Erdgas-Pipelineprojekt TAPI…
Nachdem die Taliban mit Bombenteppichen von der Macht in Kabul vertrieben worden waren, wurden bald neue Pläne für ein großes Pipelineprojekt durch Afghanistan gewälzt. UNOCAL hatte sich mittlerweile zurückgezogen. Der Name des neuen Projekts: Turkmenistan-Afghanistan-Pakistan-Pipeline (TAP). Das Ziel war es, die immensen turkmenischen Gasvorkommen über Afghanistan zum Indischen Ozean in Pakistan zu leiten. Im Dezember 2002 unterzeichneten die Staatschefs von Turkmenistan, Afghanistan und Pakistan einen Vertrag zum Bau der Pipeline. Ab 2008 stieß schließlich auch Indien zu den zukünftigen Nutzern der Pipeline dazu, die nun als TAPI jährlich rund 30 Milliarden Kubikmeter Gas transportieren und sich insgesamt über 1.814 Kilometer bis nach Fazikla an der pakistanisch-indischen Grenze erstrecken soll.

… erhält Unterstützung der Taliban
Doch das Projekt kam zunächst nur schleppend voran. Hauptgrund für die Verzögerungen: Auf afghanischem Gebiet sollte die Pipeline über Gebiet verlaufen, das weitgehend von den Taliban kontrolliert wurde. Ab 2015 begann Turkmenistan mit dem Verschweißen der Rohre, mit dem Bau des afghanischen Abschnitts wurde im Februar 2018 begonnen. Im Februar 2021 reiste eine Taliban-Delegation nach Turkmenistan. Dort bekräftigten die Taliban ihre Unterstützung für die Pipeline und gelobten, deren Sicherheit zu garantieren. Das dürfte auch die westlichen Großmächte gefreut haben – aus geopolitischen Gründen, wie ein Mitarbeiter von „Intelligence Fusion“, einem britischen Beratungsunternehmen für Konzerne und Staaten in Krisengebieten, analysiert: „USA und EU sind scharf darauf, diese Pipeline durchzusetzen, weil dieses Projekt den Iran umgeht und weil es den Einfluss Russlands und Chinas zurückdrängt, zwei Rivalen der USA, die zentralen Einfluss in der zentralasiatischen Region gewonnen haben.“

Souveränität Afghanistans
Wenn jetzt innerhalb weniger Tage die politische Macht in die Hände der Taliban gefallen ist, bedeutet dies nicht, dass die territoriale Integrität Afghanistans wieder hergestellt ist.

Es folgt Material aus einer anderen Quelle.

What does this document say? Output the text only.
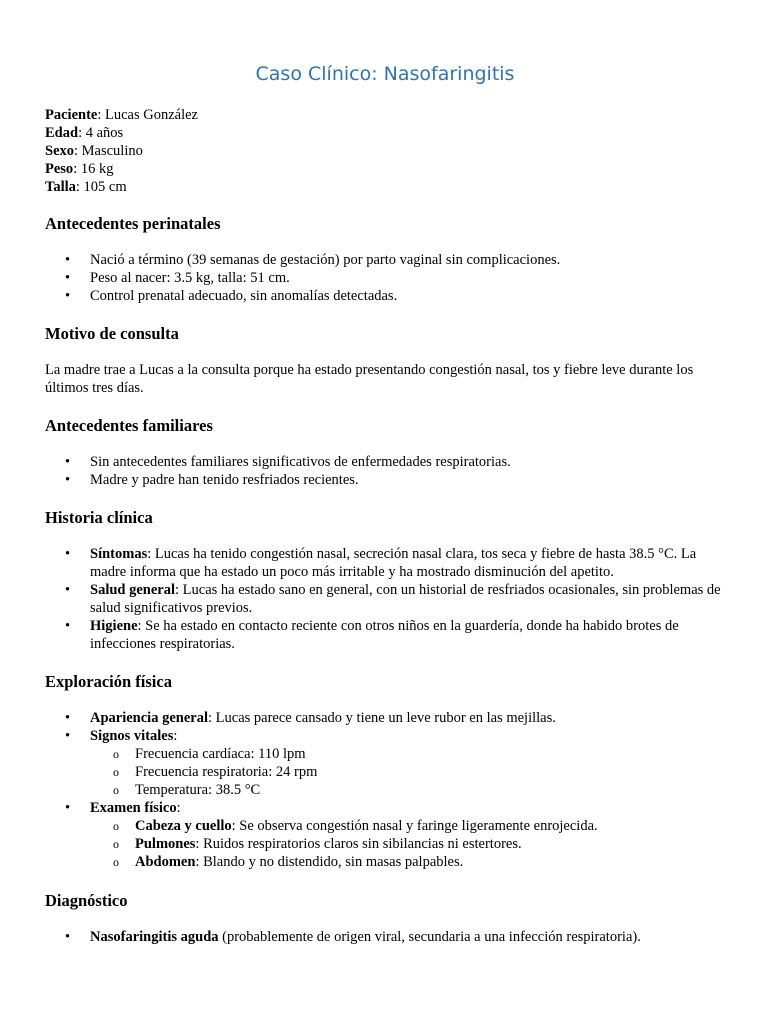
Caso Clínico: Nasofaringitis
Paciente: Lucas González
Edad: 4 años
Sexo: Masculino
Peso: 16 kg
Talla: 105 cm
Antecedentes perinatales
• Nació a término (39 semanas de gestación) por parto vaginal sin complicaciones.
• Peso al nacer: 3.5 kg, talla: 51 cm.
• Control prenatal adecuado, sin anomalías detectadas.
Motivo de consulta

La madre trae a Lucas a la consulta porque ha estado presentando congestión nasal, tos y fiebre leve durante los últimos tres días.

Antecedentes familiares
• Sin antecedentes familiares significativos de enfermedades respiratorias.
• Madre y padre han tenido resfriados recientes.
Historia clínica
• Síntomas: Lucas ha tenido congestión nasal, secreción nasal clara, tos seca y fiebre de hasta 38.5 °C. La madre informa que ha estado un poco más irritable y ha mostrado disminución del apetito.
• Salud general: Lucas ha estado sano en general, con un historial de resfriados ocasionales, sin problemas de salud significativos previos.
• Higiene: Se ha estado en contacto reciente con otros niños en la guardería, donde ha habido brotes de infecciones respiratorias.
Exploración física
• Apariencia general: Lucas parece cansado y tiene un leve rubor en las mejillas.
• Signos vitales:
o Frecuencia cardíaca: 110 lpm
o Frecuencia respiratoria: 24 rpm
o Temperatura: 38.5 °C
• Examen físico:
o Cabeza y cuello: Se observa congestión nasal y faringe ligeramente enrojecida.
o Pulmones: Ruidos respiratorios claros sin sibilancias ni estertores.
o Abdomen: Blando y no distendido, sin masas palpables.
Diagnóstico
• Nasofaringitis aguda (probablemente de origen viral, secundaria a una infección respiratoria).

Es bestehen rivalisierende Kräfte außerhalb des Talibannetzwerks und dieses selbst ist mit Sicherheit nicht so homogen, wie es das propagandistische Geschrei unserer Medien unterstellt. Afghanistan bleibt im Fadenkreuz konkurrierender Großmächte. Es muss alles unternommen werden, um zu verhindern, dass diese neuerlich innerafghanische Rivalitäten für ihre Interessen missbrauchen und einen Bürgerkrieg entfachen. Die Wiederherstellung der Souveränität Afghanistans muss der erste Punkt auf der Agenda werden. Diplomatische, politische und wirtschaftliche Beziehungen müssen zu deren Stärkung beitragen. Blindwütige Sanktionspolitik gefährdet diese Ziele.
Freilich kann dies nicht bedeuten, gegenüber Menschenrechtsverletzungen und Frauenfeindlichkeit zu schweigen. Stärkung der afghanischen Souveränität ist die Voraussetzung um positiv zur sozialen Entwicklung, zur Stärkung von Menschen- und insbesondere Frauenrechten beitragen zu können. Die Großmächte haben diese Realität längst zur Kenntnis genommen. Es ist Zeit, dass das kleine Österreich seine Außenpolitik der letzten 30 Jahre einer gründlichen Revision unterzieht. Anstatt wie ein Claqueur in der fünften Reihe mitzuschreien, wenn es darum geht, ein Volk hinzurichten, gilt es die immerwährende Neutralität ernst zu nehmen.